The Tao Teh King: A Short Study in Comparative Religion, by C. Spurgeon Medhurst, [1905], at sacred-texts.com
The comprehensiveness of supreme energy is its conformity to the Tao. 1
The Tao considered as an entity is impalpable, indefinite. Indefinite, impalpable, within are conceptions. Impalpable, indefinite, within are shapes. 2 Profound, obscure, within is the essence. This essence being supremely real, within is sincerity.

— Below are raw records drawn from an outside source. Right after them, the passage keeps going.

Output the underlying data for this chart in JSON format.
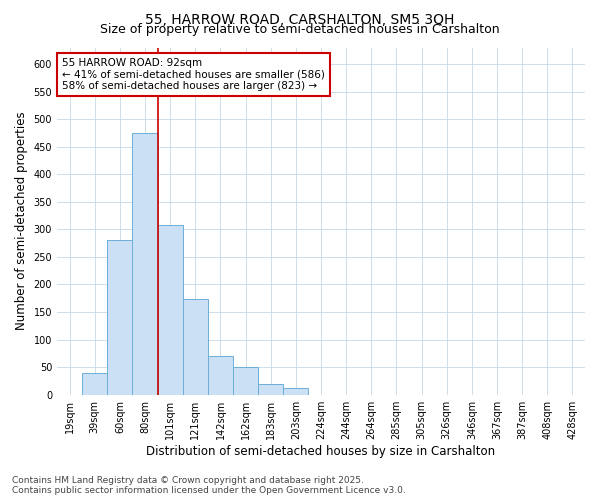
{
  "title": "55, HARROW ROAD, CARSHALTON, SM5 3QH",
  "subtitle": "Size of property relative to semi-detached houses in Carshalton",
  "xlabel": "Distribution of semi-detached houses by size in Carshalton",
  "ylabel": "Number of semi-detached properties",
  "categories": [
    "19sqm",
    "39sqm",
    "60sqm",
    "80sqm",
    "101sqm",
    "121sqm",
    "142sqm",
    "162sqm",
    "183sqm",
    "203sqm",
    "224sqm",
    "244sqm",
    "264sqm",
    "285sqm",
    "305sqm",
    "326sqm",
    "346sqm",
    "367sqm",
    "387sqm",
    "408sqm",
    "428sqm"
  ],
  "values": [
    0,
    40,
    280,
    475,
    308,
    173,
    70,
    50,
    20,
    12,
    0,
    0,
    0,
    0,
    0,
    0,
    0,
    0,
    0,
    0,
    0
  ],
  "bar_color": "#cce0f5",
  "bar_edge_color": "#6baed6",
  "vline_x_index": 3.5,
  "vline_color": "#cc0000",
  "annotation_text": "55 HARROW ROAD: 92sqm\n← 41% of semi-detached houses are smaller (586)\n58% of semi-detached houses are larger (823) →",
  "annotation_box_facecolor": "#ffffff",
  "annotation_box_edgecolor": "#cc0000",
  "footer_text": "Contains HM Land Registry data © Crown copyright and database right 2025.\nContains public sector information licensed under the Open Government Licence v3.0.",
  "ylim": [
    0,
    630
  ],
  "yticks": [
    0,
    50,
    100,
    150,
    200,
    250,
    300,
    350,
    400,
    450,
    500,
    550,
    600
  ],
  "background_color": "#ffffff",
  "grid_color": "#c8d8e8",
  "title_fontsize": 10,
  "subtitle_fontsize": 9,
  "axis_label_fontsize": 8.5,
  "tick_fontsize": 7,
  "annotation_fontsize": 7.5,
  "footer_fontsize": 6.5
}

From the beginning until now it has not changed, 3 and thus it has watched all the essentials. How do I know it has been thus with all principles? By what has just been said.
39:1 See ch. 38.
39:2 "The cosmos is all-formed—not having forms external to itself, but changing them itself within itself. Since, then, cosmos is made to be all-formed, what may its maker bet For that, on the one hand, He should not be void of all form; and, on the other hand, if He's all-formed, He will be like the cosmos. Whereas, again, has He a single form, He will thereby be less than cosmos. What, then, say we He is?—that we may not bring our sermon into doubt; for naught that mind conceives of God is doubtful. He, then, hath one idea, which is His own alone, which doth not fall beneath the sight, being bodiless, and (yet) by means of bodies manifesteth all (ideas). And marvel not that there's a bodiless idea." The mind to Hermes, by G. R. S. Mead, in The Theosophical Review, vol. xxxiii., p. 52.
39:3 Lit.—"Its Name has not departed." Noumenally the Tao is eternal and unchanging; phenomenally It has a beginning and consequently an end.